Catastrophic Losses are Unpredictable
When you made the risk management decision to self-insure your employee’s health care losses, you could never have anticipated 2020’s catastrophic outcome. COVID-19 is a rare 100-year event. It’s causing a dramatic rise in health care costs nationwide.
An April 23, 2020 study by the CUNY Graduate School of Public Health and Health Policy found that the average COVID-19 treatment averages four times the cost of influenza treatment. The study predicts that if 20% of Americans become infected with the virus, direct healthcare costs could reach a minimum of $163.4 billion.
As the virus affects the lungs, heart, brain, and other vital organs and systems, longterm treatment costs could exceed these predictions. Paid COVID-19 related claims will eventually include mental health and substance abuse treatment as well. The Kaiser Family Foundation report, “The Implications of COVID-19 for Mental Health and Substance Use,” documents an increase in anxiety, depression, and other mental health issues.
Over 55% of Americans with health insurance have employment-based healthcare plans.

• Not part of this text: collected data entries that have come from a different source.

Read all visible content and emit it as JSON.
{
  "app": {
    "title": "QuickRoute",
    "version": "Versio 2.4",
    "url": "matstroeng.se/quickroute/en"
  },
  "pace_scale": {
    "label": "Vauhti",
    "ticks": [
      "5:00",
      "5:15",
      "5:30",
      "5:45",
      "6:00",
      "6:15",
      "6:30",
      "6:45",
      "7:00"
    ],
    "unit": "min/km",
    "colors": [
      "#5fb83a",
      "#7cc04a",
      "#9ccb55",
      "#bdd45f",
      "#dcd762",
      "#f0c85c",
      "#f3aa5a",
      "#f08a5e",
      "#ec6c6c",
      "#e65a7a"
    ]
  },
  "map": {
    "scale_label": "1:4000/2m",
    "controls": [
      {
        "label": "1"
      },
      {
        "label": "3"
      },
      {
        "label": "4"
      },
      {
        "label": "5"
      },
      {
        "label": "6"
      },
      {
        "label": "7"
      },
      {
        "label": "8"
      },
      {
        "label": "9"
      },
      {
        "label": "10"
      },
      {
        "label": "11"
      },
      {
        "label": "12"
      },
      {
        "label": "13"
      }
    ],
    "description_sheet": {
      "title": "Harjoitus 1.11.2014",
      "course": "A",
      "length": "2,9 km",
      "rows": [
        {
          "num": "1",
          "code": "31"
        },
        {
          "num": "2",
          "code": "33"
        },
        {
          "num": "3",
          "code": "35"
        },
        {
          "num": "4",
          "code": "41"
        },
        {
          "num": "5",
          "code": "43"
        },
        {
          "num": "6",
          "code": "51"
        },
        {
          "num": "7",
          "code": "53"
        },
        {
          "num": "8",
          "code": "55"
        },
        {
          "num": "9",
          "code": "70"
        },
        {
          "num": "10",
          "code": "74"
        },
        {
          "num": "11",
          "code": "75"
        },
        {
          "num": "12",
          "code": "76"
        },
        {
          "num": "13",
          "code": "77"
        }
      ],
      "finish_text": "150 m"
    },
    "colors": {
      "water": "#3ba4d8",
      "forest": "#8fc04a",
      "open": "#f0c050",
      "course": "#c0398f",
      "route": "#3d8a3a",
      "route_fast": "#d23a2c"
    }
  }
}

Those who are affected by the virus will rely on those plans to pay for testing, treatment, hospitalizations, telemedicine visits, and continuing care. These costs are contributing to an ongoing medical and financial catastrophe. It’s particularly challenging for companies with self-funded programs without stop loss coverage.
Stop Loss Insurance Covers Other Catastrophic Losses
The risk won’t end once Coronavirus recedes. Medical conditions such as cancer, heart disease, and catastrophic auto accident injuries, generate high-dollar claims as well. They cause a significant financial impact when your company is self-insured and doesn’t have stop loss insurance.